Il est loin le temps d'Une Epoque formidable (1991), le meilleur film de Gérard Jugnot à ce jour. Il y abordait la question des laissés-pour-compte, des sans-abri, avec une belle affection. Rien à voir avec cette nouvelle version du Boudu sauvé des eaux de Jean Renoir (1932), chef-d'œuvre déjà abîmé par Hollywood en 1986 (Le Clochard de Beverly Hills).
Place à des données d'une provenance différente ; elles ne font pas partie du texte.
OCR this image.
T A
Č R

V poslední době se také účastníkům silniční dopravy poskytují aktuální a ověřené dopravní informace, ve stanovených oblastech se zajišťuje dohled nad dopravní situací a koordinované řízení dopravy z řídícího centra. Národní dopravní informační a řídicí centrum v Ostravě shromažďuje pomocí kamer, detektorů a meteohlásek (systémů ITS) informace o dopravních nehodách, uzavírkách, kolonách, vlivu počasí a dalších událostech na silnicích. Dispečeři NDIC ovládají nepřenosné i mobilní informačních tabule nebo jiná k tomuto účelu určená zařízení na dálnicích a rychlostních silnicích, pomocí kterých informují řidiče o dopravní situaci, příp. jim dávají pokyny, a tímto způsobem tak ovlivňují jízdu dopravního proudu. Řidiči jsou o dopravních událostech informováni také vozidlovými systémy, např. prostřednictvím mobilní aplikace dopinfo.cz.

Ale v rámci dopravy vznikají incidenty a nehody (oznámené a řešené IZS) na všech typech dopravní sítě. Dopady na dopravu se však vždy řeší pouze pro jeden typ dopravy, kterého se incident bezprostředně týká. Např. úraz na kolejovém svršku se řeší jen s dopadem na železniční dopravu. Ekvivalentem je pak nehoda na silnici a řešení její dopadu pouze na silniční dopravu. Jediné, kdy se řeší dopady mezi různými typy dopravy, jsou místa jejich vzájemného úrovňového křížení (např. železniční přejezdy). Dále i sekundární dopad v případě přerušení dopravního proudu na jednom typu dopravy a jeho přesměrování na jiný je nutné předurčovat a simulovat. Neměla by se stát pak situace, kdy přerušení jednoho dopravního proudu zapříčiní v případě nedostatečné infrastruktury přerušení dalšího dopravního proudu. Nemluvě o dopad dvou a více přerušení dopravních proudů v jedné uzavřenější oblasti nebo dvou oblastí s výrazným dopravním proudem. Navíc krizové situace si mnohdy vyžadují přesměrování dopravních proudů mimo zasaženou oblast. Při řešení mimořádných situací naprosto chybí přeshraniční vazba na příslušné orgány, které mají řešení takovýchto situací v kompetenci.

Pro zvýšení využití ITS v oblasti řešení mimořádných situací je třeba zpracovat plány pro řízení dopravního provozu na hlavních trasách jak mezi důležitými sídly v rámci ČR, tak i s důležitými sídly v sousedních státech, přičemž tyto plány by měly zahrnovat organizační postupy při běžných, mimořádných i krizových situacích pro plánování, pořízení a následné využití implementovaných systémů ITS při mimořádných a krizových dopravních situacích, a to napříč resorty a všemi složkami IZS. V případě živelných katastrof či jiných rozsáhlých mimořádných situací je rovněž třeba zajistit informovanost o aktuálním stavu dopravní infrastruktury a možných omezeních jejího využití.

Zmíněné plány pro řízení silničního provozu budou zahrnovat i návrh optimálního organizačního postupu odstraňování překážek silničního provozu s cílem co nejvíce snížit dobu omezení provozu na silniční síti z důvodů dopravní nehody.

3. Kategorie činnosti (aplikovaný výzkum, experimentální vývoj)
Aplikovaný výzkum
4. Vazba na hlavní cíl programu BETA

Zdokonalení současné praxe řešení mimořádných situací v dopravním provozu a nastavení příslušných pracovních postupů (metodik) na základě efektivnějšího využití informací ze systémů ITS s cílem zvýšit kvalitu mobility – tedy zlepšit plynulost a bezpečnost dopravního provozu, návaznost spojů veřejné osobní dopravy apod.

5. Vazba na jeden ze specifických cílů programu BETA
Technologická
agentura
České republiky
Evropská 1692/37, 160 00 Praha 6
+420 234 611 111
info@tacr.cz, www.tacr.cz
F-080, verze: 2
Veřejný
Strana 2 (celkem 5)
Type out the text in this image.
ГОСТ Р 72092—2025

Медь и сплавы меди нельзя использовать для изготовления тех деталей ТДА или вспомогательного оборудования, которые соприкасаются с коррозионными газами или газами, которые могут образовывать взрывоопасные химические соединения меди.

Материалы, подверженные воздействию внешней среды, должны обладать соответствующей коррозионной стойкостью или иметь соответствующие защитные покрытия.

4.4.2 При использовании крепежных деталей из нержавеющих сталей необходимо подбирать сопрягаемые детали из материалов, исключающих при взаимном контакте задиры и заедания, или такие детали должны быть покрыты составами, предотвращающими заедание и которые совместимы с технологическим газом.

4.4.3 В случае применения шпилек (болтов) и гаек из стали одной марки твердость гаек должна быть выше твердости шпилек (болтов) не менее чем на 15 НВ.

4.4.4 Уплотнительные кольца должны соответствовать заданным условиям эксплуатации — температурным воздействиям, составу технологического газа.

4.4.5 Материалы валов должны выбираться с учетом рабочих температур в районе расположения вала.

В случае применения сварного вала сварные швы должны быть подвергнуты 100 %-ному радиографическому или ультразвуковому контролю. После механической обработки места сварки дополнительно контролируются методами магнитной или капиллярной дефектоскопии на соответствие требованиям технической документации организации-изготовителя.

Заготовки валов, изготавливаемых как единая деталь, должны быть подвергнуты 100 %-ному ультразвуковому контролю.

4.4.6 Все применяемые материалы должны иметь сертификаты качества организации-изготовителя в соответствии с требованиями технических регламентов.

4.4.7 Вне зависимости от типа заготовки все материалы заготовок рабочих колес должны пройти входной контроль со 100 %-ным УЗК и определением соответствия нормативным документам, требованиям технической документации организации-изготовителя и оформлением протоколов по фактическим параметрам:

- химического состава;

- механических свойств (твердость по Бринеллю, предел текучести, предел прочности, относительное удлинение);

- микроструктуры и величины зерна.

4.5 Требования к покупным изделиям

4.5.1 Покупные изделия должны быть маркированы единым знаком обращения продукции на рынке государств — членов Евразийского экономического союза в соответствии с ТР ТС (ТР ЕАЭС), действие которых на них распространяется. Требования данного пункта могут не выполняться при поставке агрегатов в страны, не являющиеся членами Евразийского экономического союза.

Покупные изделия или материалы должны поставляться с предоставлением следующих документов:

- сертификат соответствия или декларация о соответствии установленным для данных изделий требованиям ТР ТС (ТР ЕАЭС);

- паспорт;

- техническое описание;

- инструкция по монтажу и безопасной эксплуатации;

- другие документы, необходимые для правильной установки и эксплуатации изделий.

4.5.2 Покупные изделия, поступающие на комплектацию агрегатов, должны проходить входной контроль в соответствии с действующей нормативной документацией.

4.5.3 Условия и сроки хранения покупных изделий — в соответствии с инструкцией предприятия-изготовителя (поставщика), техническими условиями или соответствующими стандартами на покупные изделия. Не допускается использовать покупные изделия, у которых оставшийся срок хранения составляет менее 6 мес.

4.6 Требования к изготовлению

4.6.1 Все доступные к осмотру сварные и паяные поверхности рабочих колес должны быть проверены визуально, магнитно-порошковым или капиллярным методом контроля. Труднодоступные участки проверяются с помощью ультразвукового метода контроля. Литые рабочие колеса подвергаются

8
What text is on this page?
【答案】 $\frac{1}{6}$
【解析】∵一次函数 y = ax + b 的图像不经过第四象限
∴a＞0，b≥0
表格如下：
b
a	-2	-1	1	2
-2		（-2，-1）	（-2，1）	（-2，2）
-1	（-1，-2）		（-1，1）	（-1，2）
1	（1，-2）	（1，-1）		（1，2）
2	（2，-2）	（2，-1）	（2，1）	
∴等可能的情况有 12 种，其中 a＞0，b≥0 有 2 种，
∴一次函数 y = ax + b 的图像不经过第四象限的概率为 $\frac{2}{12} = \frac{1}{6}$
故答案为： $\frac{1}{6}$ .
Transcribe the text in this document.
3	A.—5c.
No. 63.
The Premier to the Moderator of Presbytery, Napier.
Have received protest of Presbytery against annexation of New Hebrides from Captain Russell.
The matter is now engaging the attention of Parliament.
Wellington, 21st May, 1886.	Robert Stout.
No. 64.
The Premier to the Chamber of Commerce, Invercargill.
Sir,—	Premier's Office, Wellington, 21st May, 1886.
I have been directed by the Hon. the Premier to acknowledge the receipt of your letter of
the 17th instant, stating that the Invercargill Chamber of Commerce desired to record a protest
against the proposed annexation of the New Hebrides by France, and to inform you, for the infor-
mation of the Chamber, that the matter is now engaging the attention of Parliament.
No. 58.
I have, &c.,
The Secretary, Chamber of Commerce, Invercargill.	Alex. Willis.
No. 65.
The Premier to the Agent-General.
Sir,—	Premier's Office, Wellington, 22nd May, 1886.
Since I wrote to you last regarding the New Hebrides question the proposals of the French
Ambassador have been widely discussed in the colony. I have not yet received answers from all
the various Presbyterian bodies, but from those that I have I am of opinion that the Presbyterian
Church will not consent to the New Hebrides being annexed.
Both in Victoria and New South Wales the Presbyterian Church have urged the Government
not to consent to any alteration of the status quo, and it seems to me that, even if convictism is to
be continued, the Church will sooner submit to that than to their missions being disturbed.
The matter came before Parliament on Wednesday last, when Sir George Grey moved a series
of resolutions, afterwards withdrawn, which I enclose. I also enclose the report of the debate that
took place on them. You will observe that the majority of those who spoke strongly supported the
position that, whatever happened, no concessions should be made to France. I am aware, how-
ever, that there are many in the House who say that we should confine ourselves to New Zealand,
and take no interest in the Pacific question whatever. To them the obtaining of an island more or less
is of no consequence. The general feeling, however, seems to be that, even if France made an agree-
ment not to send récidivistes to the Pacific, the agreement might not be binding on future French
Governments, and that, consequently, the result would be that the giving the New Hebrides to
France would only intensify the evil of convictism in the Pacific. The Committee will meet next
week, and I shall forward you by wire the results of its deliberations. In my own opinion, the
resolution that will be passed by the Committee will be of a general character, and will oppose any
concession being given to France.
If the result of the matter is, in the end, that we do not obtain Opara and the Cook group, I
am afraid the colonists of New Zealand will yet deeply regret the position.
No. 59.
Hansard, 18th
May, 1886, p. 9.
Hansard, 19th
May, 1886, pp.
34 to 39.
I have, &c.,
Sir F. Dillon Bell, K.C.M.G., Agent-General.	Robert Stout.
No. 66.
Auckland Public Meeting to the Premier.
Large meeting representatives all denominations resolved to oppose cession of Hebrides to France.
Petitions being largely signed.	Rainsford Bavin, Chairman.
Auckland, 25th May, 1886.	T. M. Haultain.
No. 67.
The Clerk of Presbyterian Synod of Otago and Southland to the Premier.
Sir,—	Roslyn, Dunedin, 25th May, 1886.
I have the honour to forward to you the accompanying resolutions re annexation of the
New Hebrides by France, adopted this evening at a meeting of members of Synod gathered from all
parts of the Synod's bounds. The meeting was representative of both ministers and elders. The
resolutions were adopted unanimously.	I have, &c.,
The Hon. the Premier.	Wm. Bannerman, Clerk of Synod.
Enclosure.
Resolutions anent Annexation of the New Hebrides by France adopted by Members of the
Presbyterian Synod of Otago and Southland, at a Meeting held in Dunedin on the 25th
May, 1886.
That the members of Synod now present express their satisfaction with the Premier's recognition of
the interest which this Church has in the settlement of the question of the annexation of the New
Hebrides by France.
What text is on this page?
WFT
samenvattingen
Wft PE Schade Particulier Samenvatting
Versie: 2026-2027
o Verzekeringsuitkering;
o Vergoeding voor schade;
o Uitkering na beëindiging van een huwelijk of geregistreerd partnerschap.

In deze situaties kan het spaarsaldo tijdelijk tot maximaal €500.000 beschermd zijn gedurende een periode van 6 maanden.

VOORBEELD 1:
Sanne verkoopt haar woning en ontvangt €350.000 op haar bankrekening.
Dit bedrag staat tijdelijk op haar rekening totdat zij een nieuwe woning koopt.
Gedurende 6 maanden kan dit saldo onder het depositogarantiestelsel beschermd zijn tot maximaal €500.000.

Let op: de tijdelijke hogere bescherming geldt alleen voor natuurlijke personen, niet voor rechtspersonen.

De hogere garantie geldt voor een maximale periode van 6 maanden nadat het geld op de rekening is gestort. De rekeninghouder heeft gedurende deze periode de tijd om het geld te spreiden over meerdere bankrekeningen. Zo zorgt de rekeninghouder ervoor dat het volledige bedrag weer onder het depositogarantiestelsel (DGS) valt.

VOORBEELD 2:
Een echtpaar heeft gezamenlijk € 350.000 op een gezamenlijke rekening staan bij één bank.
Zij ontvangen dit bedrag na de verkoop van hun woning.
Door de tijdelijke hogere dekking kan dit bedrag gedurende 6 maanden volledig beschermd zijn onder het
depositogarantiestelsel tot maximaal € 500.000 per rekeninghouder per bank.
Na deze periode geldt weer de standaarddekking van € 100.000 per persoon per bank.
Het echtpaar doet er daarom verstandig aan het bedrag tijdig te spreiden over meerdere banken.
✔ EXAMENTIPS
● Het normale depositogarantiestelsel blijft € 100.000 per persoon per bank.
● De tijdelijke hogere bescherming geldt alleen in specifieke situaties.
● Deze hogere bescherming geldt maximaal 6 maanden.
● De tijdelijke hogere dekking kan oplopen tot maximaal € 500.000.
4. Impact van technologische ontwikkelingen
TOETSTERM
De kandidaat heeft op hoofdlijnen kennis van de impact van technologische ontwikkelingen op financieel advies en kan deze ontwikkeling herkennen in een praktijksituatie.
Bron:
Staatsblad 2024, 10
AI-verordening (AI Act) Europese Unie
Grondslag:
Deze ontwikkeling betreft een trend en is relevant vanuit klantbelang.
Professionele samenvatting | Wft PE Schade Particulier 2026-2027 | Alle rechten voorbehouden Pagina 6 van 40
C'est d'abord Depardieu qui abat l'arbre frêle que Jugnot tente de planter: éléphantesque, simiesque, l'acteur compense en poids et en éructations (prouts compris) ce qui lui manque de Michel Simon et même du Boudu de la version américaine, Nick Nolte.

Recueilli par un galeriste du sud de la France (Jugnot) et son épouse dépressive (Catherine Frot), le clochard Depardieu reste enfermé les trois quarts du film dans leur galerie d'art. Or ce seul décor est peint et éclairé comme un plateau de télévision. Boudu version sitcom donc. Et très vite, la crédulité du spectateur (sans parler de son empathie) est mise à l'épreuve: comment croire une seconde en ces personnages sans le sou, alors que tous les talk-shows français ne parlent, ces temps-ci, que des revenus pharaoniques de leurs interprètes?

Boudu, de Gérard Jugnot (France 2004), avec Gérard Jugnot, Gérard Depardieu, Catherine Frot.